Ich sehe verwirrt zu meinem Vater und meinen Geschwistern, die nur mit den Schultern zucken und uns dann folgen. Christa zieht mich unterdessen hinter sich her ins Wohnzimmer, wo sie mich auch sofort auf die Eck-Couch verfrachtet.
»Warum kommst du erst so spät hier an? Du hattest schon vor einer halben Stunde Schulschluss, mein Lieber!«
Ich sehe verwirrt zu der blonden Frau auf, die gut einen ganzen Kopf kleiner als ich ist, dafür aber eine umso bedrohlichere Ausstrahlung hat.

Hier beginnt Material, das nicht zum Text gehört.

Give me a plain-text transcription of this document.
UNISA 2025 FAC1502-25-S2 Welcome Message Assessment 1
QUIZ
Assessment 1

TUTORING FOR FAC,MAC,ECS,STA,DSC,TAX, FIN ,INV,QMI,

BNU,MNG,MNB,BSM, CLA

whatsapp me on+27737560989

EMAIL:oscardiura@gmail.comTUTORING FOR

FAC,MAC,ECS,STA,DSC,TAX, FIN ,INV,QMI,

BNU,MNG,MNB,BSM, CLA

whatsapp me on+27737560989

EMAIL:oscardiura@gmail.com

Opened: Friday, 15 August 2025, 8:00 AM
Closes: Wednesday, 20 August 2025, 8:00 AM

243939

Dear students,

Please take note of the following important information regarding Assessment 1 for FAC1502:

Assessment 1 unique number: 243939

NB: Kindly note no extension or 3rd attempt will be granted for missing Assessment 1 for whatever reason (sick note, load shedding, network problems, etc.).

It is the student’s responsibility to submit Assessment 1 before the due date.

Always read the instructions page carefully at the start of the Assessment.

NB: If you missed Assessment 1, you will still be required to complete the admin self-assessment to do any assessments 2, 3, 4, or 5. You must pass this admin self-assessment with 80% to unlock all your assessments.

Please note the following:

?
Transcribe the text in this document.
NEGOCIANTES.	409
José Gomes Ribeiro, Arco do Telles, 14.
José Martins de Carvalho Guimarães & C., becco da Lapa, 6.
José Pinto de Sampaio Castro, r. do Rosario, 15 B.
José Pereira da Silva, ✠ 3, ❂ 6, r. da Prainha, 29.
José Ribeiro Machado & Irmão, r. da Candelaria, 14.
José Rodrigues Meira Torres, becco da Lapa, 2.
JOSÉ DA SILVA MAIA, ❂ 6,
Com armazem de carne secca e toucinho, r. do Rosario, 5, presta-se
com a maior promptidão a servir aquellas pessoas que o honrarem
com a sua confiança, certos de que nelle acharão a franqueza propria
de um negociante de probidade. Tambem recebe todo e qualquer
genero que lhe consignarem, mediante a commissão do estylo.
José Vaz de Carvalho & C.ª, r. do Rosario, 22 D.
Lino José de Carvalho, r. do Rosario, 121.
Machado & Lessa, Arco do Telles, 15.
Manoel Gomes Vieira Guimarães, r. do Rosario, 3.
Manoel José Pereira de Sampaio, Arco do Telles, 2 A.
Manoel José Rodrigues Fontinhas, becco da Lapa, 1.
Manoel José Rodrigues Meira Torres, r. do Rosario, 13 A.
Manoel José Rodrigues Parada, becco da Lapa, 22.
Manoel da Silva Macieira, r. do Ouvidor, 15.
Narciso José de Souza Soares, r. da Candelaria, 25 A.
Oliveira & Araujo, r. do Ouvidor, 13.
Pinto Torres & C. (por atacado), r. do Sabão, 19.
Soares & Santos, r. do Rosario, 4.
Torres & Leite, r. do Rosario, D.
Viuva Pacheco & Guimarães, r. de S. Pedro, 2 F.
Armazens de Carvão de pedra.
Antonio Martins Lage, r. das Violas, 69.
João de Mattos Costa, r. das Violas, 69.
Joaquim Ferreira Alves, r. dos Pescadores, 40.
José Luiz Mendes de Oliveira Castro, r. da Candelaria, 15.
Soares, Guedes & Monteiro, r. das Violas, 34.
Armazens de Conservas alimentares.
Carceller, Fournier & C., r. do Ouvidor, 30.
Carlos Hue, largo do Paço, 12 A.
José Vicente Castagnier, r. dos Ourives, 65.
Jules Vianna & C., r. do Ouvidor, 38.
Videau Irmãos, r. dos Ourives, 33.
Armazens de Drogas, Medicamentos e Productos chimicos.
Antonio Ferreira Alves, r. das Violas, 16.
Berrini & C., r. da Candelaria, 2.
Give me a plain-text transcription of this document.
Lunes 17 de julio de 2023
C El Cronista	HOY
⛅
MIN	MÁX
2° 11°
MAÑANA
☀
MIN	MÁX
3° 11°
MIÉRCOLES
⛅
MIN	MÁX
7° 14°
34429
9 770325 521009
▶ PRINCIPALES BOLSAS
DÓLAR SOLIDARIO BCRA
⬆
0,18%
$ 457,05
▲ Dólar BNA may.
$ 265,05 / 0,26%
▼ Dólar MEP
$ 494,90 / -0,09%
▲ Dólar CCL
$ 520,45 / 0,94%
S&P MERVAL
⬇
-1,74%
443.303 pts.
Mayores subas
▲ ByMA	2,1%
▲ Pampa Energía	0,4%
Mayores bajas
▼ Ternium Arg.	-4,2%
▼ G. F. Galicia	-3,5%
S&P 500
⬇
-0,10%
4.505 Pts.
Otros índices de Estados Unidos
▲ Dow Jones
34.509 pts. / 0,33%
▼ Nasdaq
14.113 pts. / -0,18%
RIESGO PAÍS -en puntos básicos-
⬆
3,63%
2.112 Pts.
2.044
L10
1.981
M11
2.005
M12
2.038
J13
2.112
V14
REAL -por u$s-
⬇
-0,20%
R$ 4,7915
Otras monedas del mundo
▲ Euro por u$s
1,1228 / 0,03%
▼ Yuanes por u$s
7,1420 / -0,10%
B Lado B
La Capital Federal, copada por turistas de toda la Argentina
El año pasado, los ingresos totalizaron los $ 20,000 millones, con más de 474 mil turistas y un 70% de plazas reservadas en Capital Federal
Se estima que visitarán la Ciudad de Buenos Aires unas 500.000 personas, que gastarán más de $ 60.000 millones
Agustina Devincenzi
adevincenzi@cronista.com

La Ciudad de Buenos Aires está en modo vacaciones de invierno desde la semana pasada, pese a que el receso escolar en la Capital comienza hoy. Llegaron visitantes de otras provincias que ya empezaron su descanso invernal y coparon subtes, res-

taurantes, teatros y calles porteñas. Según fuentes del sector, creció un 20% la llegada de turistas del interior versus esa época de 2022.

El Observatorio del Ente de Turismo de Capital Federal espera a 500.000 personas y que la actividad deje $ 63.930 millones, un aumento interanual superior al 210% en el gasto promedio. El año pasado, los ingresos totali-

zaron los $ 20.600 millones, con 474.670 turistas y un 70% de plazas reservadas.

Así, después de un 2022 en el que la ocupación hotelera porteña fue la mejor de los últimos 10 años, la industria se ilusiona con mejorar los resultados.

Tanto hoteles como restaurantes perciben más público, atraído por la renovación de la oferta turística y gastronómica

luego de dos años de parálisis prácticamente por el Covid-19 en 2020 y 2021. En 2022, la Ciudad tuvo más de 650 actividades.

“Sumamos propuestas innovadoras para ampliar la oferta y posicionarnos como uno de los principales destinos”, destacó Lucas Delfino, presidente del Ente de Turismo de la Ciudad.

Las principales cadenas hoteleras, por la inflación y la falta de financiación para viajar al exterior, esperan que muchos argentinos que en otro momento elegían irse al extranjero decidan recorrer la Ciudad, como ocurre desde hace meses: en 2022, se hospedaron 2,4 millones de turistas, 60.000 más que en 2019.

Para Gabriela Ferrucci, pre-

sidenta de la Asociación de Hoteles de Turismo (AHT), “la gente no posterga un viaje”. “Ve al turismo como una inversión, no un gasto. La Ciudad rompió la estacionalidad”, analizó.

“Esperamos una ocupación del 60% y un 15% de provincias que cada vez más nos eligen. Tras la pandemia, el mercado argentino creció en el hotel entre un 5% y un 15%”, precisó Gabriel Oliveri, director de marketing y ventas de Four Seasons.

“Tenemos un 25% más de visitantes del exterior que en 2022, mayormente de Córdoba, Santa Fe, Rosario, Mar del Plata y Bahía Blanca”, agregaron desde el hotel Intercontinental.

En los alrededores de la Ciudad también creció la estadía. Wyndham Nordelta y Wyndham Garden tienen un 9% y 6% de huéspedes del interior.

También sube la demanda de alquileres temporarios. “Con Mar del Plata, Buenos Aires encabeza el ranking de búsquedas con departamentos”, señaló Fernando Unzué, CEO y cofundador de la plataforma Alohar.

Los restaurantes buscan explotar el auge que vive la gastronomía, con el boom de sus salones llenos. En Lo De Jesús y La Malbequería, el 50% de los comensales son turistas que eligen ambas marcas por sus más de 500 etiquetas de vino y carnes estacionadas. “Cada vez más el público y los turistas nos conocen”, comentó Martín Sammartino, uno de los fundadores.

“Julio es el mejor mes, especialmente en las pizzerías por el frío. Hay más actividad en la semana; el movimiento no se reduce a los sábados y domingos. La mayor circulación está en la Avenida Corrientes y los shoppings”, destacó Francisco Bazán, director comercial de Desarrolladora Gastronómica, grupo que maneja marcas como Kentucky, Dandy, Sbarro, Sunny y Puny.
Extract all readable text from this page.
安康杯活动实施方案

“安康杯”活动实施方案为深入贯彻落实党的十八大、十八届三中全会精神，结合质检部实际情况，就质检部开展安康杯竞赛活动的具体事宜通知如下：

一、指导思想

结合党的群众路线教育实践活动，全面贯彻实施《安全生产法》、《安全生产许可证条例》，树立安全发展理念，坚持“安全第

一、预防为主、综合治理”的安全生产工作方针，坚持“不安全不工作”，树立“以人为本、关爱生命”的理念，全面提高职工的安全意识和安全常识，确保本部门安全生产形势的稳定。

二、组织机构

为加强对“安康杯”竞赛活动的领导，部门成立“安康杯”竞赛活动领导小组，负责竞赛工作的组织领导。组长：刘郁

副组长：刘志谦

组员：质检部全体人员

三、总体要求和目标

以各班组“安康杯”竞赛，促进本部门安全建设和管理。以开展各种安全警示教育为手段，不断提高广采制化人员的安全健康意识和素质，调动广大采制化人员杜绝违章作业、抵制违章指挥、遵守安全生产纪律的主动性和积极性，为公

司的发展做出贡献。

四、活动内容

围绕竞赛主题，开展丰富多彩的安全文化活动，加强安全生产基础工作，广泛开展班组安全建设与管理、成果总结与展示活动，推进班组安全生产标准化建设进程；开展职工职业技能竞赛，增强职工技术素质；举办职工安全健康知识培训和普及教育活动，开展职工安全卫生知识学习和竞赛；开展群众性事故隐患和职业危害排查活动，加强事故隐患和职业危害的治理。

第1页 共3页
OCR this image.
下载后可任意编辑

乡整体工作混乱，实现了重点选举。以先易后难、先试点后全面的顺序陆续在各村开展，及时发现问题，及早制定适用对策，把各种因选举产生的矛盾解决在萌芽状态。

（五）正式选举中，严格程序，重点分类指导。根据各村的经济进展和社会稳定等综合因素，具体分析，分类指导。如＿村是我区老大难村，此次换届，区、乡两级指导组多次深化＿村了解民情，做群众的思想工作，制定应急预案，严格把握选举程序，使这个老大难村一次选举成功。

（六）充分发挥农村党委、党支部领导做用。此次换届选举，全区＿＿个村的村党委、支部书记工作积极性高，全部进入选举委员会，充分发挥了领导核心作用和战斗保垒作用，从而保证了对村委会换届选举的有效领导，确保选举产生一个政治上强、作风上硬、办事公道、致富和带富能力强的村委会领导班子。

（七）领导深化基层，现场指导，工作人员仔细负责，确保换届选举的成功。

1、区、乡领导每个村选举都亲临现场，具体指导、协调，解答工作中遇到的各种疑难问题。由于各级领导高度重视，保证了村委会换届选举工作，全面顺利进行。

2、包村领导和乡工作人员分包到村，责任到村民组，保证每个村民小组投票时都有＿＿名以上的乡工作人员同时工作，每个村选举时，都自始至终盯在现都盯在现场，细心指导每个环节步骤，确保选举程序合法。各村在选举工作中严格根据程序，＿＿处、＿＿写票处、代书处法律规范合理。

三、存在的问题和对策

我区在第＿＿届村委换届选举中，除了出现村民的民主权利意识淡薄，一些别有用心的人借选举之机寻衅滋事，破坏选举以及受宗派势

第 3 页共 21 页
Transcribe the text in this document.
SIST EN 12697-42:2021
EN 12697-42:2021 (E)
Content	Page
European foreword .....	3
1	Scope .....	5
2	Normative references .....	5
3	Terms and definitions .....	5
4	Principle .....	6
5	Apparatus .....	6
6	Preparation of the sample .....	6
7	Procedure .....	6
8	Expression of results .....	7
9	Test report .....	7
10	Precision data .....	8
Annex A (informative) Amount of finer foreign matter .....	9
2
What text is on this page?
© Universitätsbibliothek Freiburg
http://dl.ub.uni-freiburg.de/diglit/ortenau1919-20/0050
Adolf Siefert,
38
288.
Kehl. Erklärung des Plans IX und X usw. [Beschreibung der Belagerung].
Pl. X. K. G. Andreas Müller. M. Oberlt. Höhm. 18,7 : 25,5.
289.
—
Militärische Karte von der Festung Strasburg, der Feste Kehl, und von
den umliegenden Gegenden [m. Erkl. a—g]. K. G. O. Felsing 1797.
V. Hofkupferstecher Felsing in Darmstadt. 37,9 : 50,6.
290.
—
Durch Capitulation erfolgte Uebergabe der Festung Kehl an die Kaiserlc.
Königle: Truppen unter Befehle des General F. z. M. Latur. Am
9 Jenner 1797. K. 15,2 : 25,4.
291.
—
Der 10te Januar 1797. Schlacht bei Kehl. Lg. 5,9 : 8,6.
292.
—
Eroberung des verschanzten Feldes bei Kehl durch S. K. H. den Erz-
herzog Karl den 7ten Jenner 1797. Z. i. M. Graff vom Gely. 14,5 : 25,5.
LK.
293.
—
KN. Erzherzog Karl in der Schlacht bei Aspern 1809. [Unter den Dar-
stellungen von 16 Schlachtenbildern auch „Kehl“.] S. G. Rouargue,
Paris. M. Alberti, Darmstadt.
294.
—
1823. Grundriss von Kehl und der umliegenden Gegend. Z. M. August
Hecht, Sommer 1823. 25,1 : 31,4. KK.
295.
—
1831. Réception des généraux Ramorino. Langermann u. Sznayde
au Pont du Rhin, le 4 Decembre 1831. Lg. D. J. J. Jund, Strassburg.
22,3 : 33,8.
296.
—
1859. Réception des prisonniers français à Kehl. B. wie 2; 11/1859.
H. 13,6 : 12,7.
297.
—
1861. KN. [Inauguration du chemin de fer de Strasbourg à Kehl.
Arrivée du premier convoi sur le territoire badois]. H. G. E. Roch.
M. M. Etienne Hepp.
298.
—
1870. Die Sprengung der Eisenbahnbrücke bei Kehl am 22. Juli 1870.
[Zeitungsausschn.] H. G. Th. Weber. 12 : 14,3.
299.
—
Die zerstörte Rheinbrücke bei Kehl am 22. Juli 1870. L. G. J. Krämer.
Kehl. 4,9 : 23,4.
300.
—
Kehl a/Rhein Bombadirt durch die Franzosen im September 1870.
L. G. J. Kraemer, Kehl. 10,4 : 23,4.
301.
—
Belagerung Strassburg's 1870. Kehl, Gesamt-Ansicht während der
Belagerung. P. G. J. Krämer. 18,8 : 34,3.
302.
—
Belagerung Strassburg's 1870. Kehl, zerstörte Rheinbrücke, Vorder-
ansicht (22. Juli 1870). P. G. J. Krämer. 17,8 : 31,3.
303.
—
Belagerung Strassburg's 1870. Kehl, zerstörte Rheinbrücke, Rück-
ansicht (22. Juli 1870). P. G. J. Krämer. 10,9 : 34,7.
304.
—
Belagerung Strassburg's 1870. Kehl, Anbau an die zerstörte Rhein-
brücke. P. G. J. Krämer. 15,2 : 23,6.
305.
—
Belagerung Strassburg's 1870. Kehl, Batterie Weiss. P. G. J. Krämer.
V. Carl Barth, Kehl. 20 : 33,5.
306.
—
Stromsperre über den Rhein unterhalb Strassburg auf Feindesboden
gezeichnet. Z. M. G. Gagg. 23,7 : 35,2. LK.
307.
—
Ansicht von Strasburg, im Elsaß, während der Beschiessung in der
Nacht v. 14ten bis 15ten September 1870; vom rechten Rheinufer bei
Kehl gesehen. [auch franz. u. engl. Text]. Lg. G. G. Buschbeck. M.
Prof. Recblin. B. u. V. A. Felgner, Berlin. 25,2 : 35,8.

»Ich habe dir doch heute morgen bescheid gesagt, dass es etwas später werden könnte, weil ich Vinnie noch erst nach Hause bringen wollte«, sage ich und runzle meine Stirn. Seit wann ist sie denn so vergesslich, das passt gar nicht zu ihr.
»Oh, ehrlich?«, fragt sie und sieht entschuldigend zu mir, als sich der Rest der Familie um mich herum verteilt.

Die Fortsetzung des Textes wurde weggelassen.